Example 1 Using the pellets of the hydrogenated polymer obtained in Reference Example 1 as a raw material, a film-shaped molded product having a length of 200 mm, a width of 200 mm and a thickness of 0.1 mm was produced. An aluminum oxide film was formed on the obtained molded body by a direct current reactive sputtering method using a facing target type sputtering apparatus (manufactured by Osaka Vacuum Co., Ltd.). Before forming an insulating film, the surface of the molded body was subjected to argon etching to remove adsorbed substances on the surface. To make aluminum oxide,
Using a facing target type sputtering apparatus having a target interval of 140 mm and a distance between the center of the substrate and the center of the target of 130 mm, a target material of size 100φ × 5 mmt,
Exhaust pressure 5 × 10 ^-4 using 4N up aluminum
Under the conditions of Pa, introduced argon pressure 0.23 Pa, introduced oxygen partial pressure 5.8 × 10 ⁻³ Pa and sputtering power 0.1 KW, aluminum oxide having a thickness of 1500 angstrom was produced on one surface of the compact. . Then, under the same conditions, aluminum oxide having a thickness of 1500 angstrom was formed on the other surface of the molded body. The oxygen gas introduced at the time of sputtering was arranged on the film formation region side in the sputtering apparatus in order to improve the oxidation degree of the insulating film and prevent the metal target from being oxidized.
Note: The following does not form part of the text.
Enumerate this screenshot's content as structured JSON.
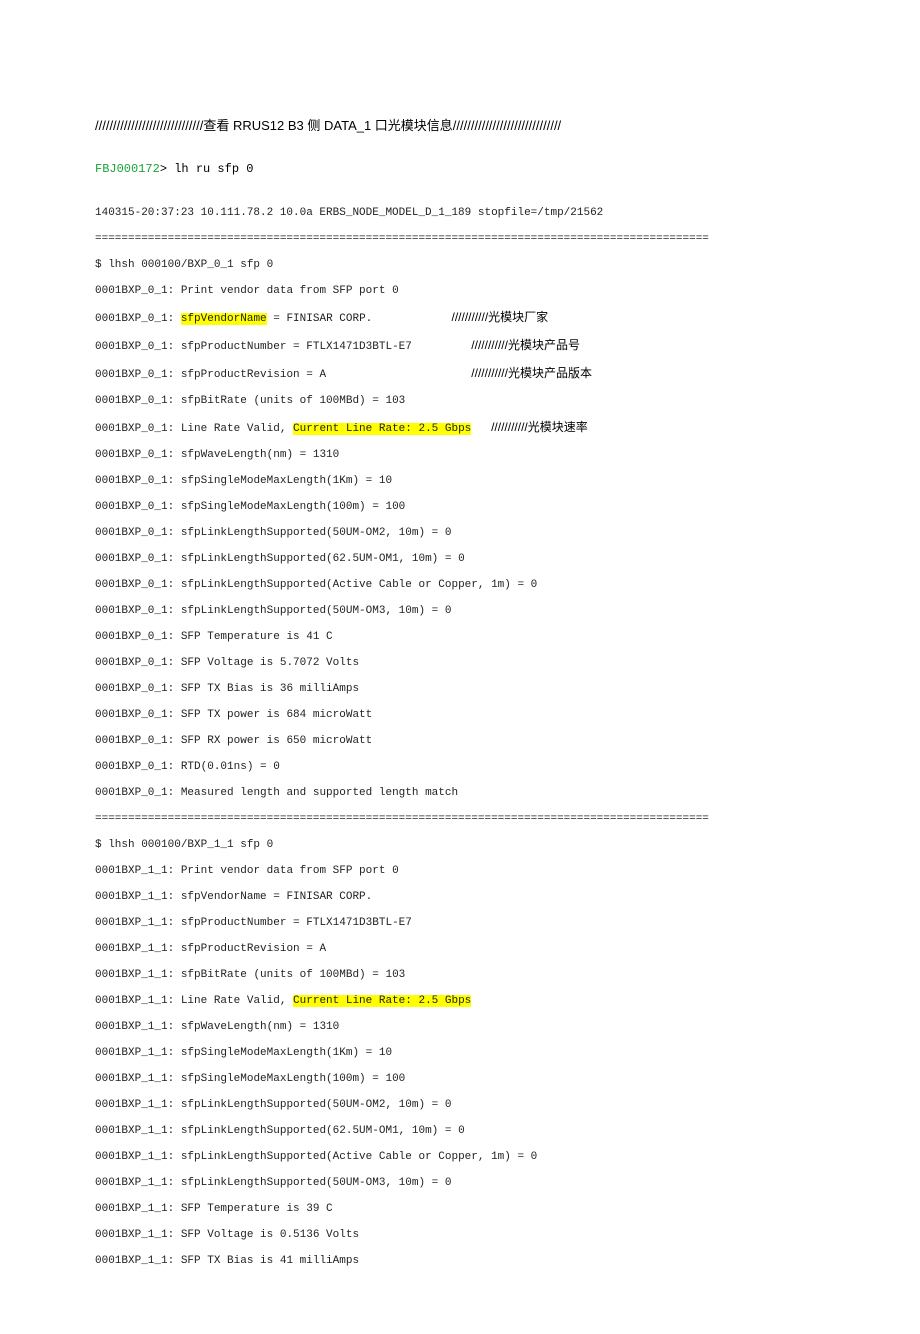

The solvent resistance of the molded article of this example was tested by immersing it in the organic solvent shown in Table 1 at a temperature of 25 ° C. for 1 hour. For comparison, the same test was performed on the solvent resistance of the molded product having no insulating film. The results are shown in Table 1. As is clear from the table, the molded article provided with the insulating film of the present example has a very excellent solvent resistance against dissolution by the following solvent immersion in the molded body alone. .

[0026]

[Table 1]

Further, the oxygen gas permeability of the above-mentioned molded product was tested, and the oxygen gas permeability coefficient of the molded product was also tested. As a result, the molded product alone was 1.5 × 10 ⁻¹⁰ (cm ³ · cm / c).
m ² · sec · cmHg), but in the molded article provided with the oxide of this example, 3.5 × 10 ⁻¹³ (cm ³ · cm /
cm ² · sec · cmHg), and has a very excellent gas barrier property as compared with the molded product.

[0028]

According to the present invention, a transparent plastic molded article having excellent heat resistance, solvent resistance and low gas permeability can be obtained.

Claims (2)

[Claims] 1. A transparent plastic molded product comprising a film of a polymer containing a norbornane ring or a sheet, and a transparent film made of an insulating metal oxide provided on one or both sides of the sheet. 2. The transparent plastic molded product according to claim 1, wherein the insulating metal oxide is formed by a sputtering method using a facing target.